10.8 Network Security
Nodes should communicate securely and protect against unauthorized access.
Requirements:
- Support encrypted P2P communication (e.g., Noise, TLS).
 - Validate peer identities before establishing connections.
 - Rate-limit RPC endpoints to prevent DoS attacks.
 - Implement firewall and ingress rules for Kubernetes and Docker.

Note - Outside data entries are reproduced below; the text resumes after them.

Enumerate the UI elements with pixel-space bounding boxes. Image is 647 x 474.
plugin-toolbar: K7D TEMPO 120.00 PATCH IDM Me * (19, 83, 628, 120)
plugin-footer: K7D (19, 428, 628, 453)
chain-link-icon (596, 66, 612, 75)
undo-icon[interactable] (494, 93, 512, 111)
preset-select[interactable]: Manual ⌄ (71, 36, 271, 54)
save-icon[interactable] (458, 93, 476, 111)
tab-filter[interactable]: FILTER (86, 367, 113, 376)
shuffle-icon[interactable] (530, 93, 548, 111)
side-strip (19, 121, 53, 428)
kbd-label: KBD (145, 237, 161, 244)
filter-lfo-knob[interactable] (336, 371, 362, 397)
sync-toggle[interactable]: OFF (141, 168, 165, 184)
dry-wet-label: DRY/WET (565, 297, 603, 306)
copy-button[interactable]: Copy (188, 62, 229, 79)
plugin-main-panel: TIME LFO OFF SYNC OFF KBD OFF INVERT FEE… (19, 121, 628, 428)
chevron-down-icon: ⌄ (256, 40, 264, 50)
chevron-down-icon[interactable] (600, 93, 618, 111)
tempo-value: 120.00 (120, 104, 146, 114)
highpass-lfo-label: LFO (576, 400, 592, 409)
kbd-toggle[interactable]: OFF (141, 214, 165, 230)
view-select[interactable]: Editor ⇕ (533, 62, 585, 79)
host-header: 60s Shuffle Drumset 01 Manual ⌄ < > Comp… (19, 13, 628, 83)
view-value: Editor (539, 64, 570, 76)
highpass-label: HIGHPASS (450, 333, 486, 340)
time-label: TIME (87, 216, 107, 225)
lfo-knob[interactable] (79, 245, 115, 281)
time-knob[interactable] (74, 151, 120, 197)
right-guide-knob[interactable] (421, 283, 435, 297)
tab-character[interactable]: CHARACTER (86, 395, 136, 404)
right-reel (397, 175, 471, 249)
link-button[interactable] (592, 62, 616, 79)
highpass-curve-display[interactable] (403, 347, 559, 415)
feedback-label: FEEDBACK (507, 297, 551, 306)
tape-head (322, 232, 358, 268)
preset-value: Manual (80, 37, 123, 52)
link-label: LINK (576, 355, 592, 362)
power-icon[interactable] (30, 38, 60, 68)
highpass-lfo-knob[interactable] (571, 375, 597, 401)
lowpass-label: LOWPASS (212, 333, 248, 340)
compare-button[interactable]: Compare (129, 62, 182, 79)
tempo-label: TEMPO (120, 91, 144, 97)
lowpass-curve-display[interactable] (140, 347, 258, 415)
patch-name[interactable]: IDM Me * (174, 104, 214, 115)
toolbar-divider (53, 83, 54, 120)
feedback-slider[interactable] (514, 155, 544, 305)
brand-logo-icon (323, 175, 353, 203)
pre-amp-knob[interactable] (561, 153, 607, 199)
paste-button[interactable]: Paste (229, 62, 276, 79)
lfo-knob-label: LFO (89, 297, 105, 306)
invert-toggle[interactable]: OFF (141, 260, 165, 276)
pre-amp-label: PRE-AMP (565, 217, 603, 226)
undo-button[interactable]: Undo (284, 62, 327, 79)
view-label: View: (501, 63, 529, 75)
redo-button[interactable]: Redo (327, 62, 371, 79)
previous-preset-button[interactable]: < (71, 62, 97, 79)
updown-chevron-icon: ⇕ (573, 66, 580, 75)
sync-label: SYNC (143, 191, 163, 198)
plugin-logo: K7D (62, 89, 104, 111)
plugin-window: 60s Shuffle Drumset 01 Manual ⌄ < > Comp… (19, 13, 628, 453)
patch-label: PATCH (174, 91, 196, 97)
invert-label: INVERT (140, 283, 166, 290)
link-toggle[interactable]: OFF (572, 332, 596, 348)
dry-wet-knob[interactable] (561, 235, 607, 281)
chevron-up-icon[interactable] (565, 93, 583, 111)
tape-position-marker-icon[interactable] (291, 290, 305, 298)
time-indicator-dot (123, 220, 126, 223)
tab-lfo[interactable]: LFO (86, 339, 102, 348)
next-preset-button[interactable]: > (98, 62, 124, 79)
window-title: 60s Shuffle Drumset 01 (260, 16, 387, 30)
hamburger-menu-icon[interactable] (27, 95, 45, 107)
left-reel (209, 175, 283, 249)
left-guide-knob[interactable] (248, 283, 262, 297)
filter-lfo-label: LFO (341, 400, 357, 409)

 - Document all open ports and protocols.
 
10.9 Monitoring & Incident Response
Blockchain projects should document how operators can detect, report, and mitigate security incidents.
Recommendations:
- Provide metrics for failed authentication, peer bans, and RPC errors.
 - Emit audit logs for configuration changes or upgrades.
 - Integrate with SIEM tools (Splunk, Loki, ELK, or CloudWatch).
 - Maintain a security incident response plan (SIRP).
 - Publish post-incident reports for transparency.
 
10.10 Compliance & Verification
Projects should maintain verifiable evidence of their security posture.
Recommendations:
- Conduct periodic security audits by independent third parties.
 - Publish audit reports and remediation plans.
 - Perform penetration testing before major releases.
 - Follow frameworks such as:
- CIS Benchmarks
 - OWASP Secure Coding Guidelines
 - NIST SP 800-53 (Moderate Controls)
 
 
Summary: Security must be a first-class concern throughout a blockchain’s lifecycle — from code to deployment. Projects that adopt standardized security practices protect their networks, operators, and communities from preventable threats. Transparency, automation, and proactive disclosure are the foundation of long-term blockchain resilience.